Facebook Timeline: Brought to You by the Power of Denormalization

Facebook Timeline is audacious in scope. It wants to compile a complete scrollable version of your life story from photos, locations, videos, status updates, and everything you do. That could be many decades of data (hopefully) that must stored and made quickly available at any point in time. A huge technical challenge, even for Facebook, which we know are experts in handing big data. And they built it all in 6 months.

Facebook's Ryan Mack shares quite a bit of Timeline's own implementation story in his excellent article: Building Timeline: Scaling up to hold your life story.

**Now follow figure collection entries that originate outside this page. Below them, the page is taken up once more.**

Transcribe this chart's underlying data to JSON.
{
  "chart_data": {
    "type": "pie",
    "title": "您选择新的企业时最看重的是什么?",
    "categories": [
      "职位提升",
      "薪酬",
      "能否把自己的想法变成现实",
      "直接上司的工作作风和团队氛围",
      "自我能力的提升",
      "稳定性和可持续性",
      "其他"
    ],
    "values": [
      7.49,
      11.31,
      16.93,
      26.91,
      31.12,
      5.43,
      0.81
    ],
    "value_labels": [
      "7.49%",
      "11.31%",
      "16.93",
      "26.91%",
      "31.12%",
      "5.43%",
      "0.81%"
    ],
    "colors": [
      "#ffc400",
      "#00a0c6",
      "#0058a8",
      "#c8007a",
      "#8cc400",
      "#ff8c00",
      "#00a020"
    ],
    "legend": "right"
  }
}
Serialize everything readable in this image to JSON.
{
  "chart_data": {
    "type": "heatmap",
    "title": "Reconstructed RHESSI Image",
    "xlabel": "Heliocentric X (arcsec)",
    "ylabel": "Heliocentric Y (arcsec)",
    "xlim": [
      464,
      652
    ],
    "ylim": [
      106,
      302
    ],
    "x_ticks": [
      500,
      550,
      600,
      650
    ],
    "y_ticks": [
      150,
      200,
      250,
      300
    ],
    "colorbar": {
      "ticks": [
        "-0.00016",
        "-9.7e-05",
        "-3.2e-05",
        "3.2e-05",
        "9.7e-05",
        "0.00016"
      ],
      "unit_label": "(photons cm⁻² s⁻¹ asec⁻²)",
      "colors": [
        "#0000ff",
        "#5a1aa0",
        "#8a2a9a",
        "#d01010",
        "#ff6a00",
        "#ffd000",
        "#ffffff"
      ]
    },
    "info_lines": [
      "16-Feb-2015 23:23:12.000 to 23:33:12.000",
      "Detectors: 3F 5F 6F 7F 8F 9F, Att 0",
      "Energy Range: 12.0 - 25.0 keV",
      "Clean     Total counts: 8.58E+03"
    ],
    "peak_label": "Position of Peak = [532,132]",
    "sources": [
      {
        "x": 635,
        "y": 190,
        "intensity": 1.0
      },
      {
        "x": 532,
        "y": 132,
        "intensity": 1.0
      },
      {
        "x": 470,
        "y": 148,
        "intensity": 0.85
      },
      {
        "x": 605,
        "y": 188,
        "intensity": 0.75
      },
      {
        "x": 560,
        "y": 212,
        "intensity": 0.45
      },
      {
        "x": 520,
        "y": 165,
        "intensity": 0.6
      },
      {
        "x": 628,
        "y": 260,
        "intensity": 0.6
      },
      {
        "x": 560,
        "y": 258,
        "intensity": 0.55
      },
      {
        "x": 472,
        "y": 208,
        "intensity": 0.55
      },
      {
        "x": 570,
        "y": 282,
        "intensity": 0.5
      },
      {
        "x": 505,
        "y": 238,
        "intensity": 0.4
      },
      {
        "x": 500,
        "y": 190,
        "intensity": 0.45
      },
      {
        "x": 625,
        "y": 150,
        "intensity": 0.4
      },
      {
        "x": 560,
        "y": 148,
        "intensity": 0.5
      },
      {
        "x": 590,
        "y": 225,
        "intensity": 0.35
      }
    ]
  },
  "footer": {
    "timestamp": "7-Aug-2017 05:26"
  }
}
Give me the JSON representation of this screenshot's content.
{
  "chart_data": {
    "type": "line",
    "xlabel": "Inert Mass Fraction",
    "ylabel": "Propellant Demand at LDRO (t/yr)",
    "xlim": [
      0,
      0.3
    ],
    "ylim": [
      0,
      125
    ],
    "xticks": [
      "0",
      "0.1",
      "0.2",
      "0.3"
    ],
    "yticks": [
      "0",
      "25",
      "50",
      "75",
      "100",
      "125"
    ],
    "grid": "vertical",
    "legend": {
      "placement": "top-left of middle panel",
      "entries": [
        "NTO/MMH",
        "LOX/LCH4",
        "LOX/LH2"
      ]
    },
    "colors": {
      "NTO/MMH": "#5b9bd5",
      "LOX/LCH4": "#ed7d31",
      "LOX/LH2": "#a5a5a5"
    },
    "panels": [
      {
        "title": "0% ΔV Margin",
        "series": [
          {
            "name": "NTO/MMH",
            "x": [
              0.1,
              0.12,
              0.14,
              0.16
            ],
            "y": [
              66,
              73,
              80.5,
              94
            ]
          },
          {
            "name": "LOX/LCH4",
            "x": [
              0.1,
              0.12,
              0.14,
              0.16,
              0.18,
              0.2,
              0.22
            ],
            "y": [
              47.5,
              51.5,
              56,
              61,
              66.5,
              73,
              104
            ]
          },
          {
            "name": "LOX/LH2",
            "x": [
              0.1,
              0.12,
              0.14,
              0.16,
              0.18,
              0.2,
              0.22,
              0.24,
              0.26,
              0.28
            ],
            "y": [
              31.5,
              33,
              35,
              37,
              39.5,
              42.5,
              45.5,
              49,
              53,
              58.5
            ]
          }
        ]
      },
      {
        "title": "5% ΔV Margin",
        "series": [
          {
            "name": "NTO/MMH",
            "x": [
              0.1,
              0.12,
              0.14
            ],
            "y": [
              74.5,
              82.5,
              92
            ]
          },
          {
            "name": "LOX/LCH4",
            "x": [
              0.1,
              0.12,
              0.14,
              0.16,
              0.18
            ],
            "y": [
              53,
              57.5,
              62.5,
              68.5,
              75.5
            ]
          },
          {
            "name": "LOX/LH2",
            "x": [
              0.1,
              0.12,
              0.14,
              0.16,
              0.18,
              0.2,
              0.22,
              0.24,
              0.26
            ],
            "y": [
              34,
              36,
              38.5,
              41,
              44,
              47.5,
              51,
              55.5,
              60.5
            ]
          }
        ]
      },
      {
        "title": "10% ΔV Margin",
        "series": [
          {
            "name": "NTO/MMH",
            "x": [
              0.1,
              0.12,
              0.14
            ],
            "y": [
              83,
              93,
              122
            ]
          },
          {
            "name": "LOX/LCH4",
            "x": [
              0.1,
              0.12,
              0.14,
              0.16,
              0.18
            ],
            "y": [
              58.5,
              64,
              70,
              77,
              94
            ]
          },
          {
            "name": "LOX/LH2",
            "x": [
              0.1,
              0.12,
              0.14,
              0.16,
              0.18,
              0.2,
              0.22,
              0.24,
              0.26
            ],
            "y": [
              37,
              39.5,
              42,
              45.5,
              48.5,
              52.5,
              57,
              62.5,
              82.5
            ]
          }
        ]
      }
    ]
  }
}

Five big takeaways from the article are:

  • Leverage infrastructure rather than build something new. You might expect that they would pioneer a new infrastructure for Timeline, but given the short schedule, they decided to go with proven technologies inside Facebook: MySQL, Multifeed (a custom distributed system which takes the tens of thousands of updates from friends and picks the most relevant), Thrift, Memcached, Operations. The last point about the operations infrastructure is a huge win for any team. All that just works. They can concentrate on solving the problem and skip the whole tooling dance, which is why new products can be generated amazingly fast inside a "big company", if the infrastructure is done right.
  • Denormalize. Format data in the way you need to use it
    • Denormalzation, creating special purpose objects instead of distributed rows that must be joined, minimizes random IO by reducing the number of trips to the database. Caching can often get around the need for denormalization, but given the amount of timeline data and how much of it is cold, that is it will rarely be viewed, caching everything isn't a good design.
    • Timeline decides the order to display data by calculating a rank based on metadata. The denormalization process brought all that metadata together in a format that meant ranking could be done in a few IOs and streamed efficiently from the database using a primary key range query
    • Timeline is like a datamart in a data warehouse. Data must be slurped up from dozens of different systems, cleaned, merged, and reformatted into a new canonical format. Facebook of course did this in a Facebook-like way. They created a custom data conversion language, they deployed hundreds of MySQL servers to extract the data out of "legacy" systems as fast as possible, they deployed flash storage to speed up joins, they created a parallelizing query proxy, and they standardized on the Multifeed data format for future flexibility.
  • Keep different types of caches
    • Short term cache.  A timeline of recent activity is frequently invalidated because it is changing all the time as you perform actions through your life. This cache is an in RAM row cache inside InnoDB that uses the Flashcache kernel driver to expand the OS cache onto a flash device.
    • Long term cache. A query cache is kept in memcached. The results of large queries, like the ranking of all your activities in 2010, can be efficiently cached since they will rarely be invalidated.
  • Run operations locally. The Timeline Aggregator (geographically clustering nearby check-ins, ranking status updates, etc) runs on each database so it can max out the disks. Only data that needs to be displayed is sent over the network.
  • Parallelize development. The short 6 month development time was partly a product of the quality infrastructure, but of also running significant development activities in parallel. The development team was split into design, front-end engineering, infrastructure engineering, and data migrations. In parallel they built: UI prototypes on a test backend, production UI on a simulated backend, the scalable backend, the denormalization framework, the data warehouse, and simulated load testing.